Il est à noter que l’analyse de l’histoire politique du RPF n’est pas le sujet central des ouvrages soviétiques des années 1960. De plus, ces livres ne sont pas basés sur les sources directes. Leurs auteurs ne connaissent pas les documents du RPF et le plus souvent ils utilisent les faits figurant dans la littérature historique française, surtout communiste.

Une nouvelle étape dans l’étude du gaullisme, et de l’histoire politique du RPF en particulier, s’est ouverte au tournant des années 1960–1970 et surtout après la mort du général de Gaulle, en 1970. Les mérites de De Gaulle en tant que chef de la France libre et premier président de la VeRépublique sont reconnus dans le monde entier.

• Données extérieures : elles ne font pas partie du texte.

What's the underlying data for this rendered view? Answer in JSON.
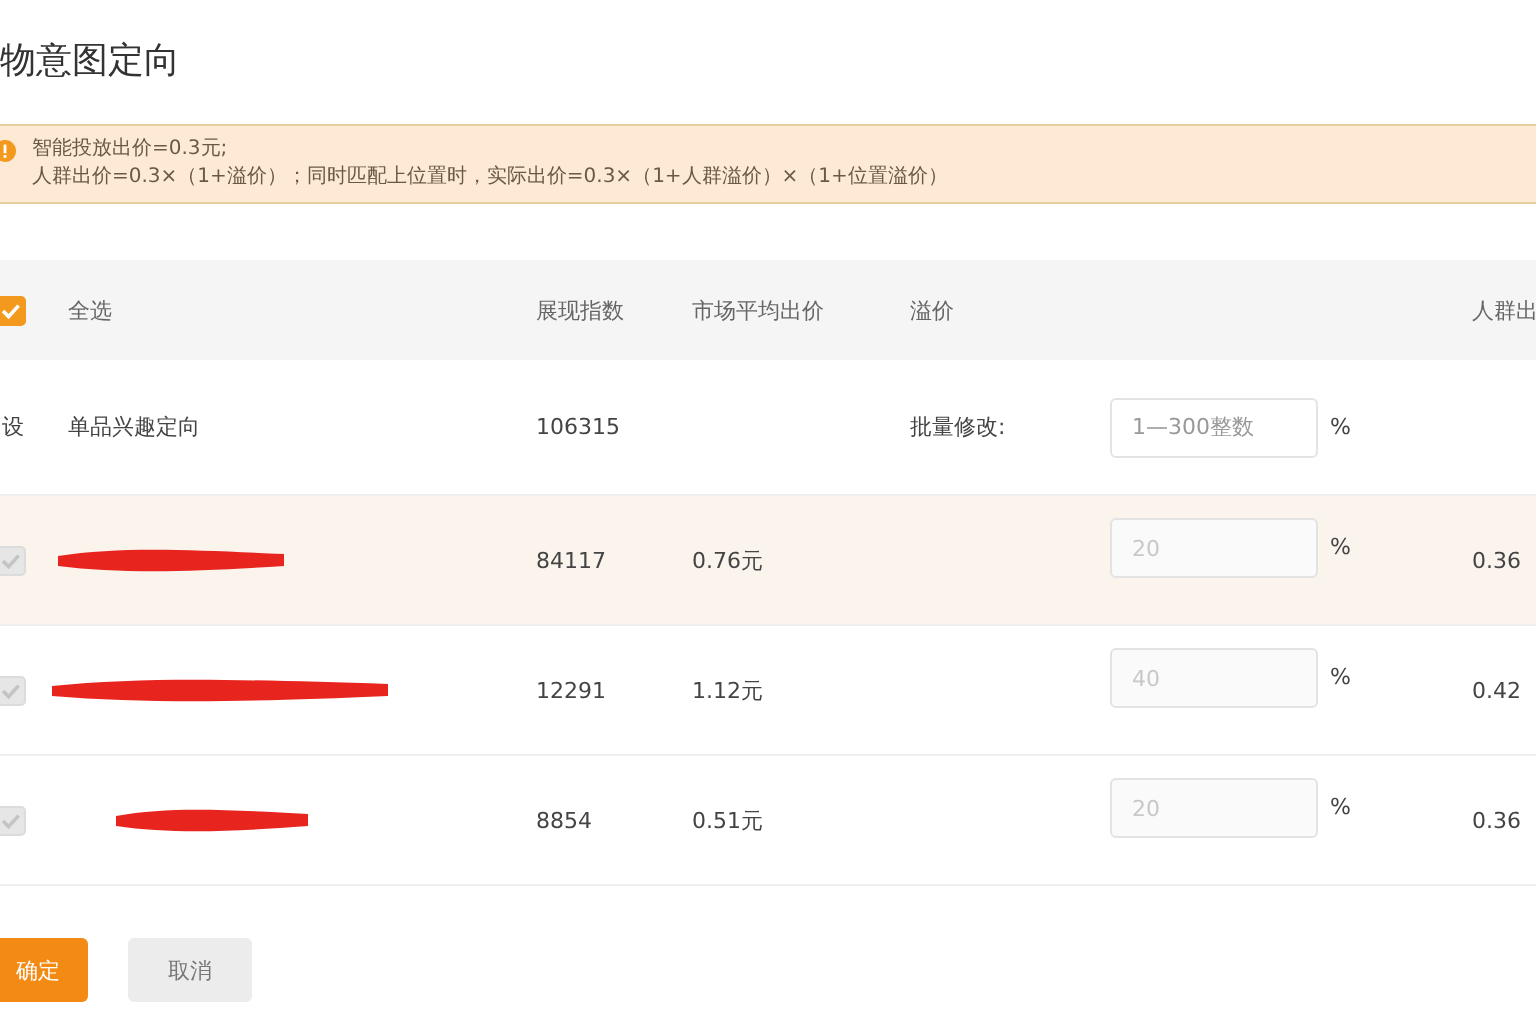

Le 10 novembre 1970, dans le télégramme du Gouvernement soviétique adressé à Georges Pompidou, nouveau président de la République, on lit: «Homme d’État éminent ayant un haut prestige moral international, le général de Gaulle a beaucoup fait pour faire renaître la grandeur de la France sur la voie de l’indépendance politique… Il a joué un rôle primordial dans le rapprochement entre l’Union soviétique et la France dans le climat de la détente, dans l’esprit de la sécurité européenne et de la coopération entre tous les pays»[628]628
  La Pravda, 11 novembre 1970.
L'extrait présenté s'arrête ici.